Douglas is a lowly populated locality and a rural centre in east Taranaki, surrounded by dairy, sheep and beef pastoral farming. It is situated 18 km east of Stratford at the intersection of East Road, Ohura Road, Douglas Road South and Bredow Road. East Road and Ohura Road meet to form State Highway 43, linking Stratford to the King Country town of Taumarunui. The Stratford–Okahukura Line, a secondary railway line, runs through Douglas where it veers north-east and away from the state highway for approximately 20 km.

Geography

Douglas is centred on the Toko Stream adjacent to a small saddle crossed by Ohura Road to the east. The wider locality takes in State Highway 43 from Gordon Road in the west to Mangaotuku Road in the east.

The reclaimed swamplands of the upper Toko valley are the dominant geographic feature, running from the north to the south-west of Douglas, at approximately 200m above sea level. Sandstone/greywacke ridges rise to between 300-370m altitude on each side of the valley floor. Peaks include Tarerepo trig to the north-east (366m altitude), Oruru trig to the south-east (329m) and Makuri trig to the south (327m). Crown Road provides access to farms below the Makuri trig, Bredow Road to farms below the Oruru trig, and Douglas Road to farms in the upper end of the valley (Tarerepo trig). Douglas Road links Douglas to Huiroa, Te Popo, Kiore and Matau.
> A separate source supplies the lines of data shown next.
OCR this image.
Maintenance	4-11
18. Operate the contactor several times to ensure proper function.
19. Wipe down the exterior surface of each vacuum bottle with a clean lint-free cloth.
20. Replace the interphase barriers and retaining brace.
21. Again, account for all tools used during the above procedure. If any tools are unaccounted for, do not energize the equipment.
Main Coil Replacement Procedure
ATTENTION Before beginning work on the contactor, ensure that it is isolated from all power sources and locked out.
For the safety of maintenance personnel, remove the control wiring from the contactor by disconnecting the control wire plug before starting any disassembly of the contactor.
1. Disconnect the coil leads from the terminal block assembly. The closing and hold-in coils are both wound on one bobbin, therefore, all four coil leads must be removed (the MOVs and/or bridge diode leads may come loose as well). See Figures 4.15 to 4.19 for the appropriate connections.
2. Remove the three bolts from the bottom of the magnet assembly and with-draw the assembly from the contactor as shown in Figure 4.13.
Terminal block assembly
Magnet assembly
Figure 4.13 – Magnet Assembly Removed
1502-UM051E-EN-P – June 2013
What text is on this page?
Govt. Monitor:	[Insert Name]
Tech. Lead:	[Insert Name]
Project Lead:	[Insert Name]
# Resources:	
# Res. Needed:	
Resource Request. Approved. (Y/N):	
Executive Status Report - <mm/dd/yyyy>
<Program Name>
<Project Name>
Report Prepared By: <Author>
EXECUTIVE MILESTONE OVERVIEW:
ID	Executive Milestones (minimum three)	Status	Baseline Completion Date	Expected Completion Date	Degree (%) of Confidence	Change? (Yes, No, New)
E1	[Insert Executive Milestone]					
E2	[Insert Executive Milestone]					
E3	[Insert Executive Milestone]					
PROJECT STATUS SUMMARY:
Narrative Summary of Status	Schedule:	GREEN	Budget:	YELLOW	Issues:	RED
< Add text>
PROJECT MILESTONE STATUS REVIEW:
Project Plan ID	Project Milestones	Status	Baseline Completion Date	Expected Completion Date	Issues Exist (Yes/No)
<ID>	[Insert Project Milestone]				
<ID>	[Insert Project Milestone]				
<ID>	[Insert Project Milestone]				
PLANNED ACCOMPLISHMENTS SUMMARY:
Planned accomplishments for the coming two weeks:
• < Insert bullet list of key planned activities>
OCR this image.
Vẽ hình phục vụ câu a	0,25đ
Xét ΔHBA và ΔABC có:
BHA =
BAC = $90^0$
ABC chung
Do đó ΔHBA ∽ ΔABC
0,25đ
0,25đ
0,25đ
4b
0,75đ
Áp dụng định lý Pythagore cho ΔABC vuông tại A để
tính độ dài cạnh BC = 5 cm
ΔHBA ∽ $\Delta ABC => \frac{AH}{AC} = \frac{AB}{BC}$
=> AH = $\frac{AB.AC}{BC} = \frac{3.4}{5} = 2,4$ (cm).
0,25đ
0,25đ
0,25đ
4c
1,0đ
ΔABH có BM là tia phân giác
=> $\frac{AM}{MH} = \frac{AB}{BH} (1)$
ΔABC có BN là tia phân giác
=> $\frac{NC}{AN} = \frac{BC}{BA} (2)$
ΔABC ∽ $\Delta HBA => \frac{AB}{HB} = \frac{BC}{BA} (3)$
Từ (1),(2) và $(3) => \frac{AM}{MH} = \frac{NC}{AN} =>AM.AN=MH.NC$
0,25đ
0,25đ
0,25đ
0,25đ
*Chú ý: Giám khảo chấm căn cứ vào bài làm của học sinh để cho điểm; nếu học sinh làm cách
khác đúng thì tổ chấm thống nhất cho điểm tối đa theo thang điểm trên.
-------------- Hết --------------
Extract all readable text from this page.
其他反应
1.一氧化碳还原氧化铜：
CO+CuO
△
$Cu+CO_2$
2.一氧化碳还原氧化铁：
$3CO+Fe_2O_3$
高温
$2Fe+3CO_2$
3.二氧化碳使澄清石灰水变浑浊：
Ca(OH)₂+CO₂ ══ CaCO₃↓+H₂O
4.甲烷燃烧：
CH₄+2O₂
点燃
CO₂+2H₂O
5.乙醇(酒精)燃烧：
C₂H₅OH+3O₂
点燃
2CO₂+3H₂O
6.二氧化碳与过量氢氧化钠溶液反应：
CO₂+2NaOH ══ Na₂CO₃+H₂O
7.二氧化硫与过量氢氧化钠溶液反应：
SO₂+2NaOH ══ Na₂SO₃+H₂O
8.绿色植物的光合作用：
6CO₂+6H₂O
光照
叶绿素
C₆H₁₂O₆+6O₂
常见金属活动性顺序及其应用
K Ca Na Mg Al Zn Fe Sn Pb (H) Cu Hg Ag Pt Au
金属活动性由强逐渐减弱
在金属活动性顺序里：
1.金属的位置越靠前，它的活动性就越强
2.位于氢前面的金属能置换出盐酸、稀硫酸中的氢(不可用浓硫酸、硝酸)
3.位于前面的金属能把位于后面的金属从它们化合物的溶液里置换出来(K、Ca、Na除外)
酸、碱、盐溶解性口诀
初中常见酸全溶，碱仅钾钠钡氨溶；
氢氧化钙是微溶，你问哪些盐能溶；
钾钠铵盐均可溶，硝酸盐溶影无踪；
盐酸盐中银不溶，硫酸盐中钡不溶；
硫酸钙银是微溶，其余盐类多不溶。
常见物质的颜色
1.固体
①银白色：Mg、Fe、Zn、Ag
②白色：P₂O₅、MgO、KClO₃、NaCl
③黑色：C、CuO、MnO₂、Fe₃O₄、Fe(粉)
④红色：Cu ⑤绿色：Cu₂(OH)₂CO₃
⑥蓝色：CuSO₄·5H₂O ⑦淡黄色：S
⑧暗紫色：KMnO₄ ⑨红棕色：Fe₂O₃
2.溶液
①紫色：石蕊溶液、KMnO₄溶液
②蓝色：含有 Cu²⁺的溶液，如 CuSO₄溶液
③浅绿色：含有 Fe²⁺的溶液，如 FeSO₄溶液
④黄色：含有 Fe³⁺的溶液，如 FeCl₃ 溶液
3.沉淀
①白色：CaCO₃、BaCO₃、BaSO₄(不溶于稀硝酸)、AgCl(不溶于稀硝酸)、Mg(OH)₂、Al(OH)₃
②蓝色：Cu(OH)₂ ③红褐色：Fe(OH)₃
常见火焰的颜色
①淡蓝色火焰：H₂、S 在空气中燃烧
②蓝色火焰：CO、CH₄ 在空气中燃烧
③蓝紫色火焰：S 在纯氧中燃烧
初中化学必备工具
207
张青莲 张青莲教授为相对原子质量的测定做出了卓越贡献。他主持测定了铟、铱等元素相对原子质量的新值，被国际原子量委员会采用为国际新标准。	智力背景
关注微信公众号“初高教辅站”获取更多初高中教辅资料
East of Douglas State Highway 43 (Ohura Road) crosses the Douglas Saddle into the Makuri Valley, which runs parallel to the Toko at approximately 175m above sea level. This is also predominantly reclaimed swamp, while adjoining ridges rise with considerable precipitousness. Walter Road gives access to Makuri valley farms to the north of the main road.

History
Douglas is said to have been named for a member of the Crown's surveying party. It is called Oruru by Māori after the native owl ruru (or morepork). The current town was established at the turn of the 20th century and its hinterland cleared for pastoral farming. A hall was established in 1905 and a primary school in 1906. Through the first half of the century Douglas was a lively village with a productive brick kiln, a milk factory, a railway station, a store, a number of other businesses, and a church. In the 1930s the Douglas saleyards had the greatest turnover of all Taranaki saleyards, particularly in Jersey cattle for cream and cheese production. The Douglas Boarding House, which still stands today, served as an important stopping point for eastbound travellers making the long journey through difficult terrain to Whangamōmona or Taumarunui.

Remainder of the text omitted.